Em boa fase na era Luiz Felipe Scolari, que chega ao seu quarto mês, o Athletico terá que desafiar o retrospecto histórico contra equipes argentinas na Copa Libertadores da América. Depois de atingir as quartas de final após 17 anos, o duelo contra o Estudiantes, nesta quinta-feira (4), às 21h30, na Arena da Baixada, expõe uma dificuldade rubro-negra.

Em um total de dez partidas disputadas contra equipes da Argentina em oito participações do Furacão na competição sul-americana, os athleticanos venceram duas, empataram outra e foram outras sete derrotas.
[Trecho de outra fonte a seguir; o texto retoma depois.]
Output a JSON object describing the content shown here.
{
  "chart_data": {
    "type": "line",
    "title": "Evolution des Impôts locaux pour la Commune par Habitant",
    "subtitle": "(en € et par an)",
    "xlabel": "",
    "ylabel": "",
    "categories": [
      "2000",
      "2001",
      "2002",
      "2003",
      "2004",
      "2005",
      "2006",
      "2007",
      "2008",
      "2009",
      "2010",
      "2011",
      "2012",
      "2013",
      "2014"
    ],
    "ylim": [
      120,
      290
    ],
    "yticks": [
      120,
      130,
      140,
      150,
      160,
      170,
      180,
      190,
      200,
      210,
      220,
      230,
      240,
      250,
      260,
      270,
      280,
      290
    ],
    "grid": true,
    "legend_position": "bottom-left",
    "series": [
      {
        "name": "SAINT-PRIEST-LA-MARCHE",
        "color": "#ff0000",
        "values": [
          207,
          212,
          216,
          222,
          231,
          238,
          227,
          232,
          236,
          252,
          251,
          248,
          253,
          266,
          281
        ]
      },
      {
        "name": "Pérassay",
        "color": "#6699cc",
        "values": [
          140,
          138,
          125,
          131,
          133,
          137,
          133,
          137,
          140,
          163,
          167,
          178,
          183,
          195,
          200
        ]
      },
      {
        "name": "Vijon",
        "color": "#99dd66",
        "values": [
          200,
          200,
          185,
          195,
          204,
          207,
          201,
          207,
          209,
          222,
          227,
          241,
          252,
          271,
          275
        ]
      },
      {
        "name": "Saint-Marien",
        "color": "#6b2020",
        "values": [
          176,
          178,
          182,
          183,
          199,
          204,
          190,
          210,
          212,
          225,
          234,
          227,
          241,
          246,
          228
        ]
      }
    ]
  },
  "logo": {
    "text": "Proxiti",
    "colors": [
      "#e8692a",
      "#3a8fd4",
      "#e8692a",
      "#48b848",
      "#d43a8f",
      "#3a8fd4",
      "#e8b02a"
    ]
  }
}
No total, foram sete gols favoráveis e 15 sofridos pelo Rubro-Negro, que terá diante de si um adversário tetracampeão da Libertadores.

No Joaquim Américo, o Athletico conquistou uma vitória, sobre o Boca Juniors (na fase de grupos da edição 2019, por 3 a 0), com um empate com o River Plate (1 a 1, nas oitavas de 2020) e três derrotas (uma contra o Boca, nas oitavas de 2019, por 1 a 0; um 3 a 0 para o San Lorenzo, na primeira fase de 2017; e um 3 a 1 para o Vélez Sarsfield, em 2014).

Longe de Curitiba, o retrospecto é inferior, com quatro derrotas (uma para o River, duas para o Boca e outra para o Vélez), com um triunfo solitário sobre o San Lorenzo há cinco anos.

Motivos para confiar

Com tais resultados, dos 30 pontos disputados, o Furacão somou apenas sete, o que corresponde a uma aproveitamento bastante baixo – 23,33%. Todavia, a campanha em 2022 na Libertadores é amplamente superior ao número diante de argentinos (58,33% de desempenho, com quatro vitórias, dois empates e duas derrotas).

Com Felipão, o Furacão ainda não foi derrotado dentro da Arena da Baixada por todas as competições (além da Libertadores, Copa do Brasil e Brasileirão) – são dez vitórias athleticanas e três empates. A última derrota do Rubro-Negro em seus domínios foi em 17 de abril, diante do Atlético-MG (1 a 0), pela Série A, quando o técnico era Fábio Carille.